Meatless Mondays. It's a start. Tonight was lime and cilantro tilapia, with chickpea, Boccaccini , tomato basil salad with flat bread.




9 April 2013

Angry Bird Star Wars birthday party

So excuse that I have no clue how to format the photos so there is text to explain them all but I'm pretty sure you are clever enough to pick up on what I'm talking about.

For my sons fourth birthday we did and angry bird theme. It was hard to get decorations because it was either only Star Wars or only angry birds.

Decorations: balloons. Star Wars table cloth, black plates, Darth Vader napkins, Yoda cups

Food: hotdogs, cheezies, veggies, Yoda Soda (lime kool-aid and 7-up) and Wookie cookies (chocolate chip)

Craft: foam puppets. I resized some colouring pages I found online, then cut out each section, traced it into foam and then cut it out. White glue is notoriously awful for gluing foam, but I found small squeeze tubes that allowed for less glue to come out. It was also good for little hands. Glue sticks work great too.

Loot Bags: each had angry bird eggs which had candy inside, boys got an angry bird starwars mystery grab bag (can get at toys r us, contains 2 figures), and random loot toys from Party packagers. For the kids under 2, they got a tube of Little People.

Cake: Courtesy of Ginger's Cupcakes (Richmond Hill)






















6 April 2013

It all ends in a loathing of peeps

My son has taken to pronouncing missile like miss-aisle and it irritates me to no end.
We made a bird feeder/squirrel feeder and one grey squirrel keeps coming back so obviously we need to name him. Andrew generally names things like Scruffy ( our invisible dog), tigery, fuzzy etc. so he surprised me when he named our squirrel friend, Peter.

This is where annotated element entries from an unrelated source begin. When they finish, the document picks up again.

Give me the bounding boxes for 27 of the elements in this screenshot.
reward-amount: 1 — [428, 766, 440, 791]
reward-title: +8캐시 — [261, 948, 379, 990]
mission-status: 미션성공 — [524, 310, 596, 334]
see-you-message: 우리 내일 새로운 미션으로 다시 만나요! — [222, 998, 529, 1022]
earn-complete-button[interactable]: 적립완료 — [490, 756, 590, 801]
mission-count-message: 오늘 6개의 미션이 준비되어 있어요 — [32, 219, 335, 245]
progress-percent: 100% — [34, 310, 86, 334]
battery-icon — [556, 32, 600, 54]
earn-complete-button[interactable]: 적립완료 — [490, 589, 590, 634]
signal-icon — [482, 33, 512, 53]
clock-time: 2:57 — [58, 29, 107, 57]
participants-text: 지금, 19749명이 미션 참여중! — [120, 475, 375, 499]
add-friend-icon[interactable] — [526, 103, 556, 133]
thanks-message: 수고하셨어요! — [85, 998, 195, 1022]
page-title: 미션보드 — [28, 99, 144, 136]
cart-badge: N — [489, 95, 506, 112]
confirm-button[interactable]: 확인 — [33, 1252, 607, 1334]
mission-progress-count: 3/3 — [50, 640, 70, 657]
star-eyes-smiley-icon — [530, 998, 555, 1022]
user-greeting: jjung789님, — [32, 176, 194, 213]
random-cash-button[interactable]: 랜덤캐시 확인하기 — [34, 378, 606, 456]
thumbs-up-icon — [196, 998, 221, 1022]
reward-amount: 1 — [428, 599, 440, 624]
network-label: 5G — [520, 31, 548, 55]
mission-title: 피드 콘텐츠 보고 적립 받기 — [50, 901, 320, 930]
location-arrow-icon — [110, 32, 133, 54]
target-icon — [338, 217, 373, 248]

I've folded 6 loads of laundry. Must reconsider being one of those naturalist families.

Twice today food has flown off the kitchen table in poltergeist fashion and both times landed upright. One was pizza, the other... a bowl of cereal!! What are the odds?

I'm so in the mood for something cooked Ina single dish. Like lasagna, or some casserole of some sort. Unfortunately dinner my domain and we will probably eat scrambles eggs because of all of the above mentioned events today.

Also, who eats Peeps? I bought a pack because if something has "clearance" posted, I get anxiety that if I don't buy it, I'm letting myself down. Anywho, peeps are the most disgusting nonfood ever. Does it contain anything remotely close to a natural ingredient?